Posted by Lauren Rees | 0 comments
On Weds 4th Dec 10-12pm the Women Law Students Forum are hosting students from City Academy who will show their film 'silent scream' and run a lesson for UWE staff and students on female genital mutilation (FGM). See below for a summary of the excellent work that the students from City have been doing.
If you or your students would like to book a place please email Rachel.Fenton@uwe.ac.uk.The room is 3A22 and refreshments are provided.
"A large number of our students have been working with the charity Integrate Bristol on projects aimed at raising awareness around and campaigning against violence and abuse against women and girls (VAAWG) and female genital mutilation (FGM).  What they have already achieved is phenomenal – the recent Ofsted decision to ask schools what they are doing to safeguard girls from FGM was one of their demands at the conference last year – that change to Ofsted inspection criteria happened because of our students.   They have been on Newsnight (three times!); helped with an episode of Casualty (and soon on another mainstream soap); been invited to London to join round table discussions with Ministers and others and given numerous interviews on TV, radio and in the press.  Most recently, they have been in The Times, The Sunday Times, The Guardian and even the British Medical Journal. 

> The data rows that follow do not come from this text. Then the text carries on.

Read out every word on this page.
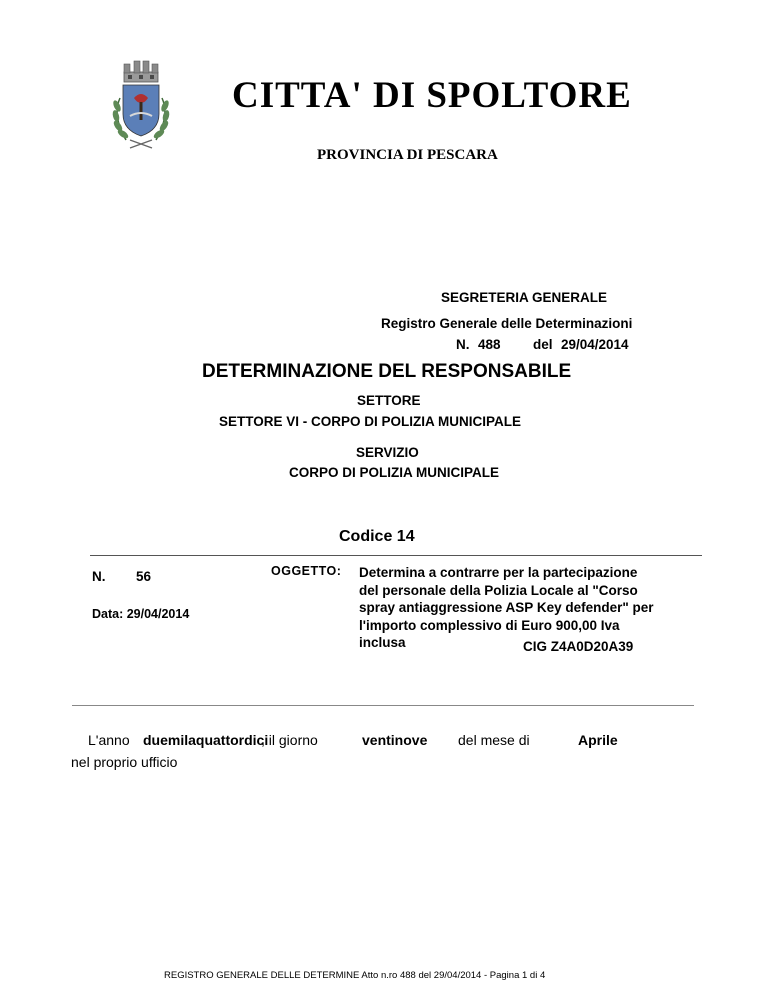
CITTA' DI SPOLTORE
PROVINCIA DI PESCARA
SEGRETERIA GENERALE
Registro Generale delle Determinazioni
N. 488 del 29/04/2014
DETERMINAZIONE DEL RESPONSABILE
SETTORE
SETTORE VI - CORPO DI POLIZIA MUNICIPALE
SERVIZIO
CORPO DI POLIZIA MUNICIPALE
Codice 14
N. 56
Data: 29/04/2014
OGGETTO: Determina a contrarre per la partecipazione
del personale della Polizia Locale al "Corso
spray antiaggressione ASP Key defender" per
l'importo complessivo di Euro 900,00 Iva
inclusa	CIG Z4A0D20A39
L'anno duemilaquattordici
, il giorno	ventinove del mese di	Aprile
nel proprio ufficio
REGISTRO GENERALE DELLE DETERMINE Atto n.ro 488 del 29/04/2014 - Pagina 1 di 4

This work started at CAB just over four years ago with four nervous young women. The following year, thirteen girls made a drama doc for radio that was featured on Woman’s Hour.  In 2011 they made the award winning film ‘Silent Scream’, which many of you have seen.   Then came a national conference organised and hosted by 80 of our young people at Bristol University – there were 300 delegates.  Last summer, they put on a fantastic play they’d written themselves; seven of the young actors were talent scouted and have been offered parts in a feature film.  The list goes on. On Tuesday we were visited by representatives from the London Met, the Home Office and Avon and Somerset Police.  All wanted to pay tribute to the girls and to find out how they could replicate this work elsewhere in the country. To honour and recognise the achievements of these brave and determined young people, in October, Lynne Featherstone, the under-secretary of State for International Development visited the school and did the lesson on FGM and spent the day with the students.